A sociedade chechena, por sua vez, também era altamente militarizada e a guerra e a violência faziam parte de seu cotidiano desde antes da chegada dos russos e do próprio Islã à região.

A influência de Shamil em Paul Atreides é evidente em sua caracterização como um líder guerreiro de inspiração religiosa que lidera uma guerra santa contra um império opressor. O personagem é visto como um herói relutante que é forçado a assumir o controle de uma causa maior do que ele mesmo, assim como o Imam Shamil. Além disso, ambos são líderes religiosos, com Shamil sendo um líder muçulmano na região do Cáucaso, enquanto Paul Atreides é visto como um messias pelos habitantes do planeta desértico Arrakis, que são seguidores de uma religião futurística criada por Herbert chamada Zensunni, uma mistura do Islã (sunita) com o Budismo Zen.

Paul lidera os oprimidos fremen de Arrakis, seguidores devotos do zensunnismo, contra a máquina de Guerra do Império - e posteriormente declarando uma jihad (esse é o exato termo usado por Herbert). Os fremen, como os chechenos, são uma sociedade marginalizada e brutalizada que vive em condições austeras: enquanto os chechenos do século XIX viviam nos sopés e vales dentre as montanhas do Cáucaso, os fremen vivem entre as dunas e cavernas de Arrakis. Ambos os povos são militarizados, com a guerra e a violência sendo constantes na vida principalmente de seus garotos, sempre treinados para se tornarem guerreiros.

A conexão entre Shamil e Paul Atreides também pode ser vista em suas estratégias militares e políticas. Ambos são líderes astutos que usam táticas de guerrilha e conhecimento do terreno para derrotar um inimigo muito mais poderoso, um Império, contra o qual não têm chance de igual para igual: a arma de Paul e dos fremen contra o Império e os Harkonnen é a mesma arma de Shamil e seus Murids contra os russos, a resiliência, a guerrilha e o atrito. Além disso, ambos tentam unir diferentes facções e tribos para formar uma força unificada contra o inimigo comum.
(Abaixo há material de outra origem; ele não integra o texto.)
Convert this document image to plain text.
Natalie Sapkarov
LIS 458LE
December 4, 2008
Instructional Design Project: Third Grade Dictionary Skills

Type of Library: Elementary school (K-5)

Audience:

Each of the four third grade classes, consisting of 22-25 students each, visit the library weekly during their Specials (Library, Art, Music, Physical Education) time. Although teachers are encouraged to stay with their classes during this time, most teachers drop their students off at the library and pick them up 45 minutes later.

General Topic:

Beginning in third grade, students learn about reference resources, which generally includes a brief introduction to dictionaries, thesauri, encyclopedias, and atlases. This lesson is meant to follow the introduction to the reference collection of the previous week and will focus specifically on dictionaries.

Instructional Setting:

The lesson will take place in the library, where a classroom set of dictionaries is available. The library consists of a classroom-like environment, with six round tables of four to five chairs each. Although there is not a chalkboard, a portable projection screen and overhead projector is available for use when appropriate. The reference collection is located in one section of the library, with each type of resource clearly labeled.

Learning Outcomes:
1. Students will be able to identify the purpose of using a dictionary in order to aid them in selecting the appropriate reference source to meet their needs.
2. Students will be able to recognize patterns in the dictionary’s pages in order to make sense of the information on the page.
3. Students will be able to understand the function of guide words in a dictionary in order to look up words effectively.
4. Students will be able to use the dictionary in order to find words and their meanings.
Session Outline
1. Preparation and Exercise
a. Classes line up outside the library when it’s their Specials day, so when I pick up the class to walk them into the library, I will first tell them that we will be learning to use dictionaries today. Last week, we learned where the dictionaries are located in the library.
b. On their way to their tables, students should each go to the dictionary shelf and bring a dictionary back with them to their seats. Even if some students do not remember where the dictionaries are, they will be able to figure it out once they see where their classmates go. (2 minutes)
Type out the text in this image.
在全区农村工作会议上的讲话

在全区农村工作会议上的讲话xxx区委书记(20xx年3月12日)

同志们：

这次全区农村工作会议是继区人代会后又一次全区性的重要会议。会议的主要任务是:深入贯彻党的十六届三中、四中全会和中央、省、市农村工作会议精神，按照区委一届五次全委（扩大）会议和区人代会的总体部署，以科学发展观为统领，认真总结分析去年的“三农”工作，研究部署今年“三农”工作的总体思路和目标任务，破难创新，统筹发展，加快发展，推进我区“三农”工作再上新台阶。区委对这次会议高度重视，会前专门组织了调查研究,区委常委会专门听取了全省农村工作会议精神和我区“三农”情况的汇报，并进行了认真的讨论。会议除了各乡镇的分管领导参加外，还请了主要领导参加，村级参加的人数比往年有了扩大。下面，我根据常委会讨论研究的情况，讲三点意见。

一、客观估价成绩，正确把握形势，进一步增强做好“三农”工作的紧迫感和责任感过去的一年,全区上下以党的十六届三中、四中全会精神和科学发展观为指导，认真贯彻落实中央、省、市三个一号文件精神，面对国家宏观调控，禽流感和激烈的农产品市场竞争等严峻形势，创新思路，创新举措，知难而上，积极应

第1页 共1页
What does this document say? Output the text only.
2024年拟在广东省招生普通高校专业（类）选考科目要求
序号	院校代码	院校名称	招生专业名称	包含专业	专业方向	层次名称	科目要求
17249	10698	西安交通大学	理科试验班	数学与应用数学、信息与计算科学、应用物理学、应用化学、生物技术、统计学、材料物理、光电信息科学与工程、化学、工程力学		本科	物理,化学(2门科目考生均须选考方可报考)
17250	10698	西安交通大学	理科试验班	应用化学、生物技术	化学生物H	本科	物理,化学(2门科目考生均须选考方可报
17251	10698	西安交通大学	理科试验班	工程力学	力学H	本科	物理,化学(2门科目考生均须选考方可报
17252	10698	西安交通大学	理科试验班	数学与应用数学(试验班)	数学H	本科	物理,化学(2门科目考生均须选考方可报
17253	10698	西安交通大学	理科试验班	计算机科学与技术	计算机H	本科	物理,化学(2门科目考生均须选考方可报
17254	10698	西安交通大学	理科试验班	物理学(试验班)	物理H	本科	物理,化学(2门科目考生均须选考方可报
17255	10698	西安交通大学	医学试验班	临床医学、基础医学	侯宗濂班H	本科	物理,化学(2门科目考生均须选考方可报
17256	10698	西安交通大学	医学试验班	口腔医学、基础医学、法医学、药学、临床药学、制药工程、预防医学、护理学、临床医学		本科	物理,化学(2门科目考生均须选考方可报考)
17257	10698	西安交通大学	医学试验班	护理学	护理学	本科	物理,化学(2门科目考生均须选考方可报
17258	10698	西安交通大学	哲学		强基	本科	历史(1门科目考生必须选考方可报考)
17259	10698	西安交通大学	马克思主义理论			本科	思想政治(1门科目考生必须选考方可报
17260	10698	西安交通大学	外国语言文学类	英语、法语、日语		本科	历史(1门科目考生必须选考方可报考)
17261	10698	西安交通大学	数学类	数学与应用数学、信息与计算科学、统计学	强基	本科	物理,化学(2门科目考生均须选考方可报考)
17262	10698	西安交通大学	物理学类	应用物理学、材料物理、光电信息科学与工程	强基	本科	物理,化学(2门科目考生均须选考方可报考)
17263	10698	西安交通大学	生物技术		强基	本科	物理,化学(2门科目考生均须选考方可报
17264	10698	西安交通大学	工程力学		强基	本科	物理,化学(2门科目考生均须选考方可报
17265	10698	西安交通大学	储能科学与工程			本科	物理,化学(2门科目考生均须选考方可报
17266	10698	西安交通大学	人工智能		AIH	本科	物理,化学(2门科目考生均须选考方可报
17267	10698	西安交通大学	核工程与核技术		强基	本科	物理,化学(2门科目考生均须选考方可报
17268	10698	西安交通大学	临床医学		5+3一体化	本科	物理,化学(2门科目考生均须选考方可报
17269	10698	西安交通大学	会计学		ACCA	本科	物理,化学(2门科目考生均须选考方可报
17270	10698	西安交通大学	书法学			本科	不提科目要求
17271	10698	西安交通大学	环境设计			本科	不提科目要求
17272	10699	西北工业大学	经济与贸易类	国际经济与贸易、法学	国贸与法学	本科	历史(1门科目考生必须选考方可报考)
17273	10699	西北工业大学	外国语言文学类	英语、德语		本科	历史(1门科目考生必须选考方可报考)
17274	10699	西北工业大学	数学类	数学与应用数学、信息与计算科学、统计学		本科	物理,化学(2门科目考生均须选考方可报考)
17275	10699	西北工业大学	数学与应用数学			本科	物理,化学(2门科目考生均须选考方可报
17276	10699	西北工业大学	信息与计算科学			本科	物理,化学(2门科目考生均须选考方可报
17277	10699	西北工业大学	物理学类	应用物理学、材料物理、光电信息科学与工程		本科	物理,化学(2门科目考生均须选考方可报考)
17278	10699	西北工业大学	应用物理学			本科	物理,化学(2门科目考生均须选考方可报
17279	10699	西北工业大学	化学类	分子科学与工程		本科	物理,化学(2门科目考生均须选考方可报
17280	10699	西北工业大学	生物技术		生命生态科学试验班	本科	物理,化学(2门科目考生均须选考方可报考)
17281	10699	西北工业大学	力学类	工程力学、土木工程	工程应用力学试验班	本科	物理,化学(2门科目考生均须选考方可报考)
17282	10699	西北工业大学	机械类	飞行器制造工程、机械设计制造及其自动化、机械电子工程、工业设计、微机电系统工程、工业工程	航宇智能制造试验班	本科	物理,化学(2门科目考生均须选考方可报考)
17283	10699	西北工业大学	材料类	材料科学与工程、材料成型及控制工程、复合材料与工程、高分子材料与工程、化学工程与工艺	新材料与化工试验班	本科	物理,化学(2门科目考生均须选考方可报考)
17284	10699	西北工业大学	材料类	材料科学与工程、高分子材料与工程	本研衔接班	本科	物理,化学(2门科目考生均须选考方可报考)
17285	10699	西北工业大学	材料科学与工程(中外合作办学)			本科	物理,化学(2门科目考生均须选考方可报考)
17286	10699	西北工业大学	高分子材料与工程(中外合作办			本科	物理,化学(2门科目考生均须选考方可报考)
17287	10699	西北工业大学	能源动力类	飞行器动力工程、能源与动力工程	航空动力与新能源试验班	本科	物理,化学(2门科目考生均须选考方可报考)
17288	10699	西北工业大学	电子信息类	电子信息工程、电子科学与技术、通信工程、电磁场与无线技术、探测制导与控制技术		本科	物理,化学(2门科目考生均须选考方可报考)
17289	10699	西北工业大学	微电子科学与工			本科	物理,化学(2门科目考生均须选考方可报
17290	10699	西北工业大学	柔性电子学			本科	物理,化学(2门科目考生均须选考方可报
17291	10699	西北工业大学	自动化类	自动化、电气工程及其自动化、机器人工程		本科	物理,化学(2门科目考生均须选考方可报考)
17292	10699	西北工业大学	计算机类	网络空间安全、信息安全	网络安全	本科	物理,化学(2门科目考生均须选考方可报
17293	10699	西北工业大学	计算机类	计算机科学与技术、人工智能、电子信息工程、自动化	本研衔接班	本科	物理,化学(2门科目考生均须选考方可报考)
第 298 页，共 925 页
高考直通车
Em resumo, a figura do Imam Shamil e todas as suas nuances influenciaram fortemente a criação do personagem Paul Atreides e de suas dinâmicas em "Duna". A liderança, estratégia e caráter do líder checheno foram elementos fundamentais na construção do herói relutante que lidera uma revolução religiosa contra um império opressor em uma galáxia distante.

Bibliografia:

  • KURTZ, Johann. The ‘warrior and mystic, ogre and saint’ who became Paul Atreides - Shamil, Part I: On the inspiration for Dune, ‘The Sabres of Paradise’.

Disponível em: https://becomingnoble.substack.com/p/the-warrior-and-mystic-ogre-and-saint

  • CHHABRA, Sameer. Frank Herbert's Dune novels were heavily influenced by Middle Eastern, Islamic cultures, says scholar. CBC, 2021.
  • DURRANI, Harris. The Muslimness of Dune: A Close Reading of “Appendix II: The Religion of Dune”. Tor, 2021.